Seit nunmehr fünf Jahren veranstaltet der Klarinettist Helmut Eisel das Festival »Clarinet & Friends« im thüringischen Mühlhausen. »Festival im Dialog« lautet der Untertitel. Miteinander reden, einander zuhören – das sind die großen Themen, die Helmut Eisel bewegen. In der Musik wie im gesellschaftlichen Zusammenleben.

Herr Eisel, beim kommenden Festival »Clarinet & Friends« in Mühlhausen lautet der Titel eines Workshops »Basics der Klezmer-Improvisation – Basics unserer Gesellschaft«. Wo sind denn da die Gemeinsamkeiten?

Bei beiden Aspekten steht die Frage im Vordergrund: »Wie funktioniert so etwas?« Eine Gesellschaft braucht Regeln, die es einzuhalten gilt. Eine Gesellschaft braucht aber auch die Freiheit für jeden Einzelnen. Das ist natürlich in verschiedenen Gesellschaften auch sehr unterschiedlich. 

Jede Gesellschaft braucht ein gesundes Maß an Regeln, an die ich mich tunlichst halten sollte. Aber es braucht auch einen gewissen Freiheitsgrad, der mich merken lässt, dass die Zeit gekommen ist, aktiv zu werden. 

Das ist in der Musik ähnlich. Musiker machen eine musikalische Grundausbildung. Die haben ihre Noten, gegenüber steht der Dirigent, und in diesen Bahnen können sie sich ganz gut bewegen. Und dann kommen sie an einen Punkt, an dem sie »etwas Eigenes« machen sollen… Ich kenne das aus meiner früheren Zeit als Unternehmensberater. Es hieß dann immer: »Um Gottes Willen – jetzt müssen wir improvisieren.«

Wir haben heute Situationen, in denen bedrohliche Dinge passieren. Die Gesellschaft steht drum herum und wird nicht initiativ, weil keiner sagt, wo es lang geht! Wir haben nicht gelernt, spontane Reaktionen gut zu finden. Das war im Wilden Westen anders (lacht). 

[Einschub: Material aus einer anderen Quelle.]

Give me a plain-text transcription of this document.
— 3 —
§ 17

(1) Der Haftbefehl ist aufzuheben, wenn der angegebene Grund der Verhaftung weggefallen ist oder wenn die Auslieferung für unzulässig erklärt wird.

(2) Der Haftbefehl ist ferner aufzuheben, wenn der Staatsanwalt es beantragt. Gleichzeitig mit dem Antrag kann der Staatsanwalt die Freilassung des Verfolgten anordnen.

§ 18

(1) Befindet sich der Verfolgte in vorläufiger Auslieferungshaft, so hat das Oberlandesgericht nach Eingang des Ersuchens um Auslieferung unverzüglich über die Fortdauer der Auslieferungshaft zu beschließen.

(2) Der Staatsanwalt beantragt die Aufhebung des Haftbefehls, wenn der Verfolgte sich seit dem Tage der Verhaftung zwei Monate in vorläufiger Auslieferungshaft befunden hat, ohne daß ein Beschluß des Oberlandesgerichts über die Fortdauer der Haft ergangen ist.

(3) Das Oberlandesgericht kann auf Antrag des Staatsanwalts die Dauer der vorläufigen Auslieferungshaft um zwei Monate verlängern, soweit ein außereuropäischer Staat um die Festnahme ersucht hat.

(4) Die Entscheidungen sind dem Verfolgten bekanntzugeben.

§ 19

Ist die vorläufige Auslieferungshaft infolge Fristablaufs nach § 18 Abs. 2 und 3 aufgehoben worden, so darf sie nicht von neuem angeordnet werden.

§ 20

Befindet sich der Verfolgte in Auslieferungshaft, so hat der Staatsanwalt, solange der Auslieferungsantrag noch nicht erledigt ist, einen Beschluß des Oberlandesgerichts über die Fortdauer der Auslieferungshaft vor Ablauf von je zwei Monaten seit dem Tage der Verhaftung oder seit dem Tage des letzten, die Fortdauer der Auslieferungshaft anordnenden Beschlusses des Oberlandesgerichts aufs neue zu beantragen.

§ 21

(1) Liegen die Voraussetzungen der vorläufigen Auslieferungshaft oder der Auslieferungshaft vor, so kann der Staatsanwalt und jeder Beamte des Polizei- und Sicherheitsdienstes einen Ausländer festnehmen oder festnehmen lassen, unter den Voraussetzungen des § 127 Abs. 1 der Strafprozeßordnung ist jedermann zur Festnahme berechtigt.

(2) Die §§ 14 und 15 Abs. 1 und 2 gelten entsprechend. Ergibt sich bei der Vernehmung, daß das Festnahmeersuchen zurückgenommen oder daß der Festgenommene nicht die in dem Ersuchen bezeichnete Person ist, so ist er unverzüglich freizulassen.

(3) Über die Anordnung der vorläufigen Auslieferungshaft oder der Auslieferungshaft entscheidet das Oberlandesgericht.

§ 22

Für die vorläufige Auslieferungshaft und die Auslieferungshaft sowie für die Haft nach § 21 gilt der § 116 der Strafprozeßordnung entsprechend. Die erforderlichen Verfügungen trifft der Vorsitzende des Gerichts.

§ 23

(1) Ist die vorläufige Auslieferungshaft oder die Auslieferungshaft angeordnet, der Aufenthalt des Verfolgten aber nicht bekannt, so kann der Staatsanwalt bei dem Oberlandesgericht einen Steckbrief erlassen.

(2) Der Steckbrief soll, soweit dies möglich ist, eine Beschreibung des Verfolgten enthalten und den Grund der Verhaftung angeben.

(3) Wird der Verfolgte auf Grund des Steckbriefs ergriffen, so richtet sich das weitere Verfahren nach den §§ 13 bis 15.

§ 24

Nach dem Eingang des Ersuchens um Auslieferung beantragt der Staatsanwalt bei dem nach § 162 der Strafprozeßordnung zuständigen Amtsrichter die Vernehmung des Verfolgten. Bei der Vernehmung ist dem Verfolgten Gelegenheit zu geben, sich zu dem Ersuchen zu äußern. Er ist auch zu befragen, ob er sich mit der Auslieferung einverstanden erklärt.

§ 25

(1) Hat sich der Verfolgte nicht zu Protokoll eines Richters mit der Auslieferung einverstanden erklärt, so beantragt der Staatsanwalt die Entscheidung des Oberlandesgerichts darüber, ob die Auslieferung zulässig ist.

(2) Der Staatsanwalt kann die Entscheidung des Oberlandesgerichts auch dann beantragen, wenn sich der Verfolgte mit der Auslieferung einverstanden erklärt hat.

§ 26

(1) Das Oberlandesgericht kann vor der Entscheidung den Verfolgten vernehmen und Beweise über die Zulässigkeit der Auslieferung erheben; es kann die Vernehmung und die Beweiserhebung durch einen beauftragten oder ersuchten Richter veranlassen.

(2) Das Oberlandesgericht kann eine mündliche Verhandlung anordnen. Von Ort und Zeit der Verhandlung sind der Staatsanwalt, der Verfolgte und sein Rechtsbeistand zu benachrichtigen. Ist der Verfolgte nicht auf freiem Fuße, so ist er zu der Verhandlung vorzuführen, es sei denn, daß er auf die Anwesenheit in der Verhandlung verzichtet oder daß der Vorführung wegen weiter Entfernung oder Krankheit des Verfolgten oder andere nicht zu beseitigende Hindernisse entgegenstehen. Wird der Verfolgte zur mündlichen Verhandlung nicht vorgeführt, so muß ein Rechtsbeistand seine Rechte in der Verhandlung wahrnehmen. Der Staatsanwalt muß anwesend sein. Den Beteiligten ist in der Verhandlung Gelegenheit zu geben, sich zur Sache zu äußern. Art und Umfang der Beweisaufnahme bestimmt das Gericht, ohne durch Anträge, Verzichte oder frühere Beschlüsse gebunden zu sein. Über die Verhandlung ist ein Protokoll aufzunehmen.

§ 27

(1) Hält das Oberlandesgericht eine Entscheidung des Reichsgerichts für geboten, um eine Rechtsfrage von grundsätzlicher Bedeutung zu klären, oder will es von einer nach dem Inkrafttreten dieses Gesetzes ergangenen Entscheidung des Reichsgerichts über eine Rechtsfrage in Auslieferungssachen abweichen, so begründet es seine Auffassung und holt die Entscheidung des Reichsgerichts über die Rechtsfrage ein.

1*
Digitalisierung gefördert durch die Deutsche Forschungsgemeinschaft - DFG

Ich denke, mit der Musik haben wir eine große Basis, um gemeinsam Dinge zu schaffen. Zusammen Musik machen ist toll. Wir müssen hier einerseits lernen, Regeln zu beachten. Wir brauchen aber andererseits auch den anderen Aspekt. Der einzelne Musiker will sich zeigen können, er will improvisieren und dialogisieren. 

Wir können viele solche Elemente einfügen, ohne das Ganze zu zerstören. Der Musiker möchte ein gesundes Maß an Freiheit, möchte seine Individualität ausleben. Er möchte aber trotzdem ein Regelwerk, das ihm garantiert, dass es schön klingt. Und das ist für die Gesellschaft eins zu eins zu übernehmen.

Ist das aber – in der Musik wie in der Gesellschaft – auch eine Typfrage? Es gibt nun einmal Menschen, die mehr im Vordergrund stehen wollen als andere…

Das ist völlig klar. Und auch absolut in Ordnung. Es wäre ja furchtbar, wenn wir alle gleich wären. Beim Musiker sieht man das schon bei der Instrumentenwahl. Jemand, der sich permanent darstellen möchte, wird vermutlich nicht zum Kontrabass greifen. 

Natürlich kann der das auch. Ich habe viele Bands mit tollen Bassisten. Die haben dann am Abend ein Solo. Das funktioniert, aber niemand würde einen Kontrabassisten mitnehmen, der nicht auch ein guter Begleiter ist.